Ibn al-Saqa menjawab, Aku terperosok ke dalam godaan.
Orang itu bertanya lagi, Adakah yang kau ingat dari Al Quran Suci?
Ibnu
 al-Saqa menjawab, Aku ingat ayat yang berbunyi, ˜Sering kali 
orang-orang kafir itu menginginkan sekiranya saja dulu mereka itu 
menjadi orang Islam". (Q.S. al-Hijr [15]: 2)
Orang
 itu menceritakan Ibnu al-Saqa gemetar seakan-akan sedang meregang 
nyawa. Aku berusaha memalingkan wajahnya ke Ka’bah, tetapi ia terus saja
 menghadap ke timur. Sekali lagi aku berusaha mengarahkannya ke Ka’bah, 
tetapi ia kembali menghadap ke timur. Hingga tiga kali aku berusaha, 
namun ia tetap menghadapkan wajahnya ke timur.
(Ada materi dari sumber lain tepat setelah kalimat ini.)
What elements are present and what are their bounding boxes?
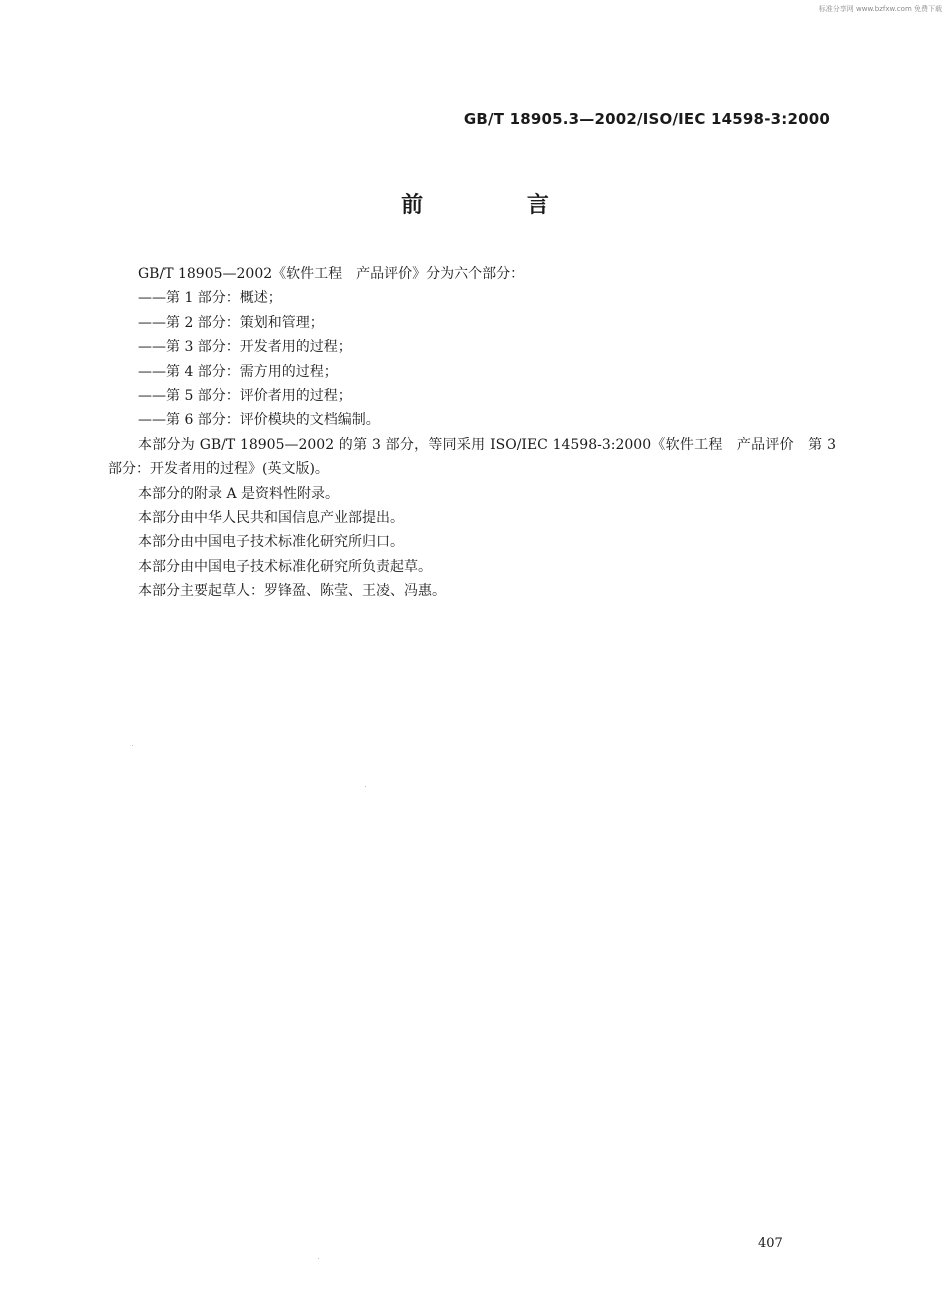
paragraph-adoption: 本部分为 GB/T 18905—2002 的第 3 部分，等同采用 ISO/IEC 14598-3:2000《软件工程 产品评价 第 3 部分：开发者用的过程》(英文版)。 <box>108 436 836 478</box>
list-item-part-3: ——第 3 部分：开发者用的过程； <box>138 339 352 356</box>
list-item-part-2: ——第 2 部分：策划和管理； <box>138 314 324 331</box>
paragraph-intro: GB/T 18905—2002《软件工程 产品评价》分为六个部分： <box>138 266 525 282</box>
page-number: 407 <box>758 1236 783 1251</box>
foreword-body <box>108 262 836 604</box>
list-item-part-1: ——第 1 部分：概述； <box>138 290 282 307</box>
paragraph-centralized: 本部分由中国电子技术标准化研究所归口。 <box>138 534 404 551</box>
paragraph-drafter-org: 本部分由中国电子技术标准化研究所负责起草。 <box>138 558 432 575</box>
watermark: 标准分享网 www.bzfxw.com 免费下载 <box>818 5 942 13</box>
standard-number: GB/T 18905.3—2002/ISO/IEC 14598-3:2000 <box>463 110 830 128</box>
list-item-part-6: ——第 6 部分：评价模块的文档编制。 <box>138 412 380 429</box>
scan-speck <box>318 1258 319 1259</box>
paragraph-drafters: 本部分主要起草人：罗锋盈、陈莹、王凌、冯惠。 <box>138 583 446 600</box>
list-item-part-5: ——第 5 部分：评价者用的过程； <box>138 388 352 405</box>
scan-speck <box>132 745 133 746</box>
scan-speck <box>365 786 366 787</box>
list-item-part-4: ——第 4 部分：需方用的过程； <box>138 363 338 380</box>
page-title: 前 言 <box>401 193 597 218</box>
paragraph-annex: 本部分的附录 A 是资料性附录。 <box>138 485 340 502</box>
paragraph-proposer: 本部分由中华人民共和国信息产业部提出。 <box>138 510 404 527</box>
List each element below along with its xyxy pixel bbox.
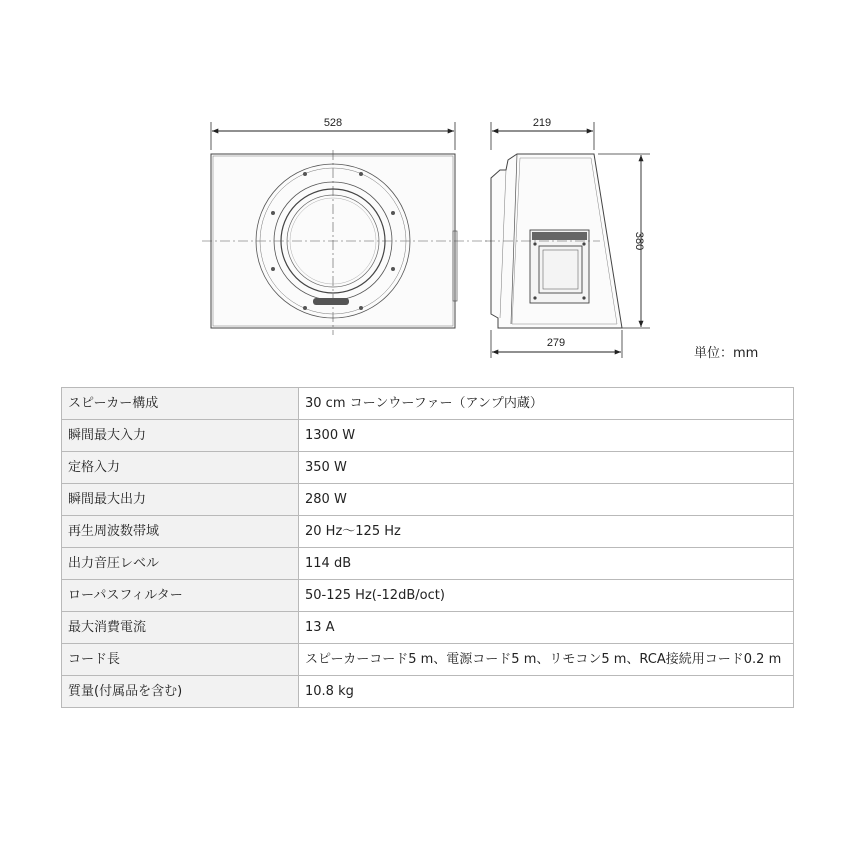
spec-row: [62, 484, 794, 516]
spec-label: 瞬間最大入力: [62, 420, 299, 452]
spec-row: [62, 644, 794, 676]
spec-label: 出力音圧レベル: [62, 548, 299, 580]
spec-value: 350 W: [299, 452, 794, 484]
side-top-depth-label: 219: [532, 117, 552, 129]
spec-label: 瞬間最大出力: [62, 484, 299, 516]
spec-value: 20 Hz～125 Hz: [299, 516, 794, 548]
spec-row: [62, 676, 794, 708]
spec-label: コード長: [62, 644, 299, 676]
spec-row: [62, 516, 794, 548]
spec-table: [61, 387, 794, 708]
spec-row: [62, 548, 794, 580]
dimension-drawing: [0, 0, 859, 370]
spec-label: 質量(付属品を含む): [62, 676, 299, 708]
side-view: [485, 117, 650, 358]
spec-row: [62, 612, 794, 644]
spec-row: [62, 452, 794, 484]
front-width-label: 528: [323, 117, 343, 129]
spec-label: 再生周波数帯域: [62, 516, 299, 548]
spec-value: 13 A: [299, 612, 794, 644]
front-view: [202, 117, 492, 335]
spec-label: 定格入力: [62, 452, 299, 484]
spec-value: 50-125 Hz(-12dB/oct): [299, 580, 794, 612]
spec-row: [62, 388, 794, 420]
spec-label: スピーカー構成: [62, 388, 299, 420]
side-height-label: 380: [633, 231, 645, 251]
spec-label: ローパスフィルター: [62, 580, 299, 612]
spec-value: 10.8 kg: [299, 676, 794, 708]
spec-value: 280 W: [299, 484, 794, 516]
spec-row: [62, 420, 794, 452]
spec-value: 1300 W: [299, 420, 794, 452]
brand-logo-plate: [313, 298, 349, 305]
spec-value: スピーカーコード5 m、電源コード5 m、リモコン5 m、RCA接続用コード0.2 m: [299, 644, 794, 676]
spec-label: 最大消費電流: [62, 612, 299, 644]
spec-row: [62, 580, 794, 612]
spec-value: 114 dB: [299, 548, 794, 580]
spec-value: 30 cm コーンウーファー（アンプ内蔵）: [299, 388, 794, 420]
side-bottom-depth-label: 279: [546, 337, 566, 349]
unit-label: 単位：mm: [694, 346, 759, 361]
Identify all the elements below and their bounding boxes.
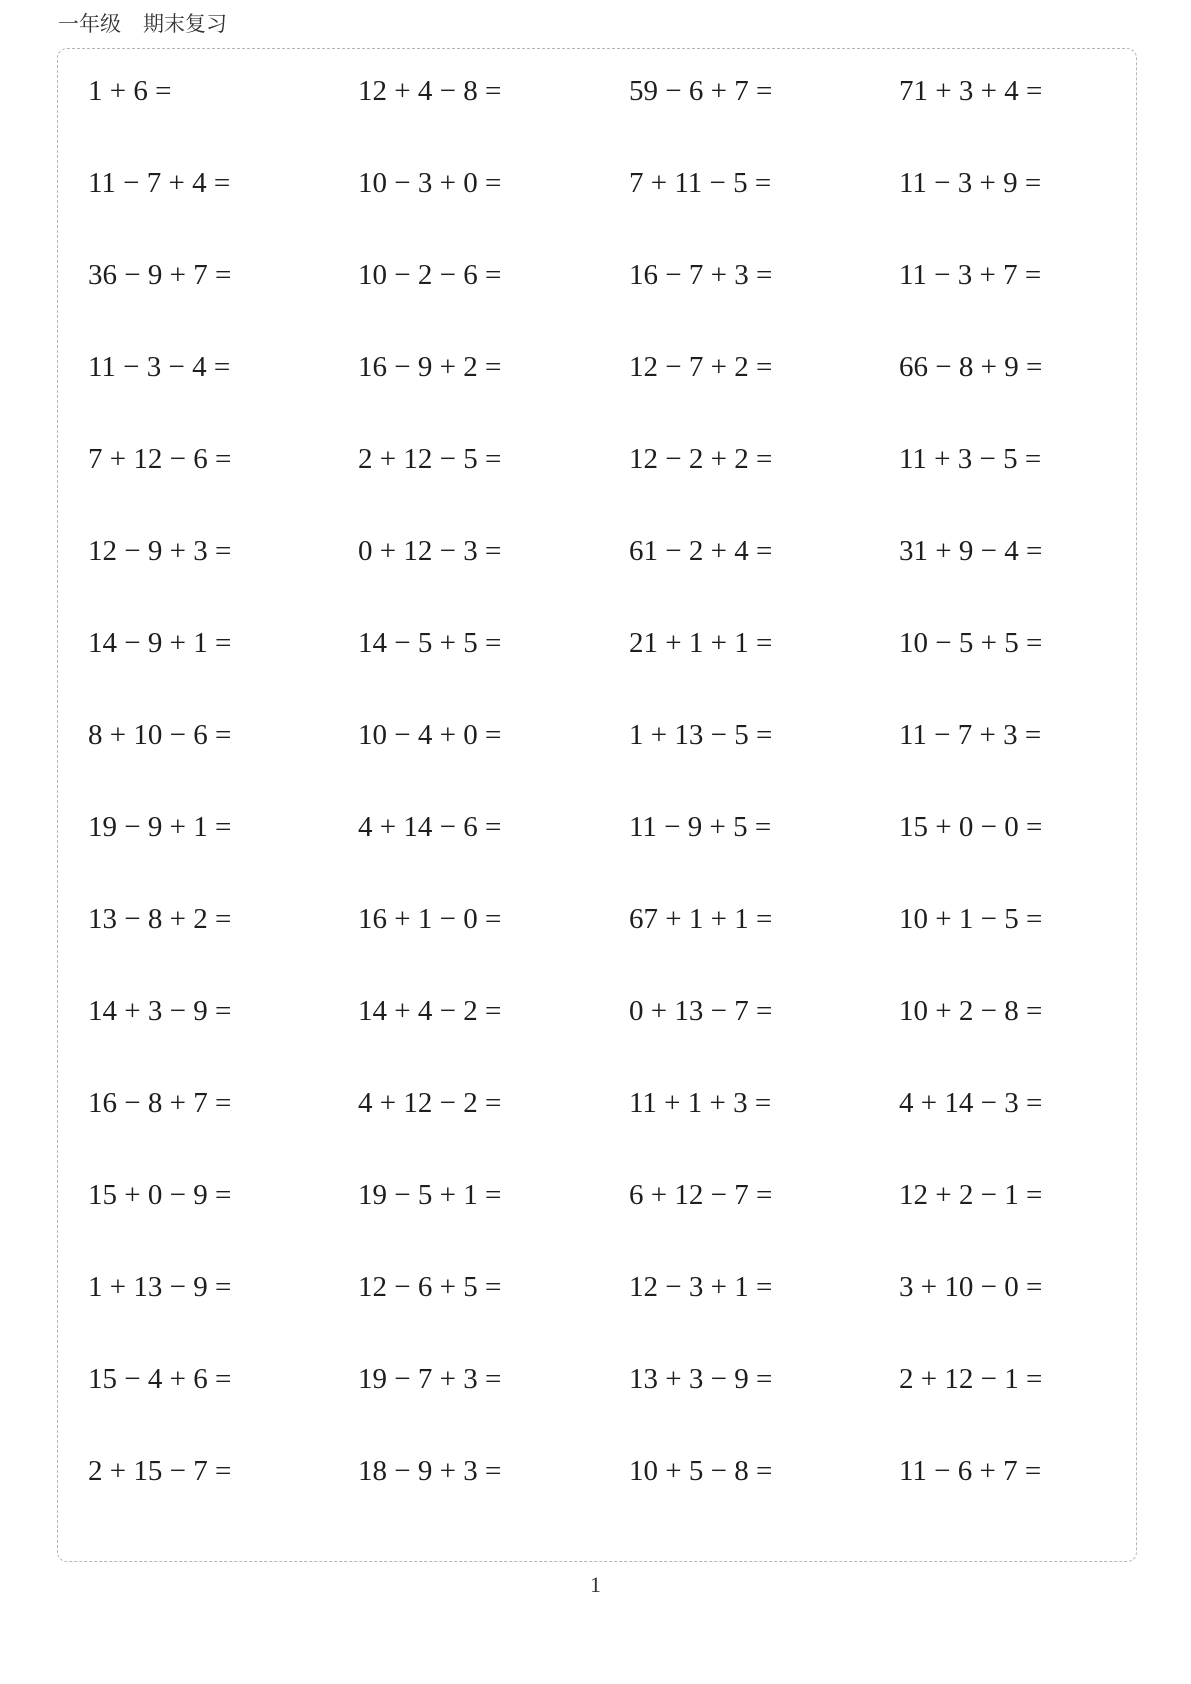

Kemudian, bersamaan 
dengan keluarnya ruh dari jasadnya, ia berkata, "Ya Allah, inilah akibat
 ketidakhormatanku kepada wali-Mu, Yusuf al-Hamadani".
Sementara
 salah satu orang yang dulu menemui syaikh al-Hamadani, Ibn Abi Asrun 
menceritakan, Sementara aku sendiri mengalami kehidupan yang berbeda. 
Aku datang ke Damaskus dan raja di sana, Nuruddin al-Syahid, memintaku 
untuk mengurusi bidang agama, dan aku menerima tugas itu. Sebagai 
hasilnya, dunia datang dari setiap penjuru: kekayaan, makanan, 
kemasyhuran, uang, dan kedudukan selama sisa hidupku. Itulah apa yang 
diramalkan oleh al-Ghawts Yusuf al-Hamadani untukku.
Wala haula wala quwwata illa billah.
Kisah-kisah ini diambil dari kitab manaqib Syaikh Abdul Qodir al-jailani yang berjudul "Nurul Burhan" dan lain-lain.